I mentioned earlier that religious leaders seem to have a tendency to push away those most in need of their help. I've seen this before, but don't have the mind to provide other examples. It shouldn't be this way. People count on their faith in troubled times. I've seen evidence (though I can't remember enough of any of it to site) that suggests people are more likely to go to church in times of crisis. Troubled times fill up those buildings more than any other. People go for solace, for peace, and for council. It looks rather awful when people are turned away. When a minister gives up on you, what do you have left?
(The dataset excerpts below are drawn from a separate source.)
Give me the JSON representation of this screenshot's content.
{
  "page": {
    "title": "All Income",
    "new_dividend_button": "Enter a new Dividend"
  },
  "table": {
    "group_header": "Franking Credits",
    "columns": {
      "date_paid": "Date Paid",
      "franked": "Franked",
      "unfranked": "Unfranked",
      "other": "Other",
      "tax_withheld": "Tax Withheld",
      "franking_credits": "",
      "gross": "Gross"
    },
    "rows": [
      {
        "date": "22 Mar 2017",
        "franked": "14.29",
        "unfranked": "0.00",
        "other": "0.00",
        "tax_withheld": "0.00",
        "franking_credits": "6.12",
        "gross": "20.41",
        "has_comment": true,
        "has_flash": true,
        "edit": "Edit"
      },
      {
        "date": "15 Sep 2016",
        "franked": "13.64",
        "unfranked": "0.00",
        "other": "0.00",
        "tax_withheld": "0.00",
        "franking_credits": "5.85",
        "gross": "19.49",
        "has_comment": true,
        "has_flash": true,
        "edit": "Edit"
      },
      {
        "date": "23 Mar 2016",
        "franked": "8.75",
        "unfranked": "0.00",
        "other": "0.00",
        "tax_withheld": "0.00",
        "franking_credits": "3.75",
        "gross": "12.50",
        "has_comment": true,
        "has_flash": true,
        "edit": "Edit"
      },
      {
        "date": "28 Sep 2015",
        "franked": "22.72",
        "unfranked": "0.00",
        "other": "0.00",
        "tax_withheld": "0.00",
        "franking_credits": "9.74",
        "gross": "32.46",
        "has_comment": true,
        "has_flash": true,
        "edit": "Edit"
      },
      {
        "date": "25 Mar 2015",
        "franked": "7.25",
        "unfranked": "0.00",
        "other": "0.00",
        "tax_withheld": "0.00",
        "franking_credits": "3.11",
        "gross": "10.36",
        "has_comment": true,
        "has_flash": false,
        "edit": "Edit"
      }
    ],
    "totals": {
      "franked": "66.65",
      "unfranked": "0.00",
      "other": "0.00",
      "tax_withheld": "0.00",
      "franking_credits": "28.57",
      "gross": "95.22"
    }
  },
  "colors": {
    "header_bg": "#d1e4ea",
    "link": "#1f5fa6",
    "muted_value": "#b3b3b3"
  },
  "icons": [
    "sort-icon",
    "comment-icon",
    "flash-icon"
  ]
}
I am an ordained minister. I'm ever in the process of furthering my studies and abilities in a spiritual leadership role. I honestly think that my continued support stems from this.
It would make me no better than any other if I walked away. Understandable, yes, but maybe not right. Monty has come to rely on me as one of his outlets. He needs the company and the friendship. I know it would be another blow to him if someone he depends on is no longer there for him. It's part of my duty, to extend that hand where others would not. It's not as hard as I thought it would be to not focus on the knowledge that I now have. Granted, I haven't seen him yet, our get-together is tomorrow. That may prove to be more of a challenge than I anticipate.
For now, I've found what is keeping me here. I've found what is allowing me to feel sympathy and compassion and to hope that healing will follow this ordeal. I think somewhere in there will be the strength to not judge and to not lash out and to focus on a person, still loved by his family and many of his friends, who needs a smile more than almost anything. It's not about me.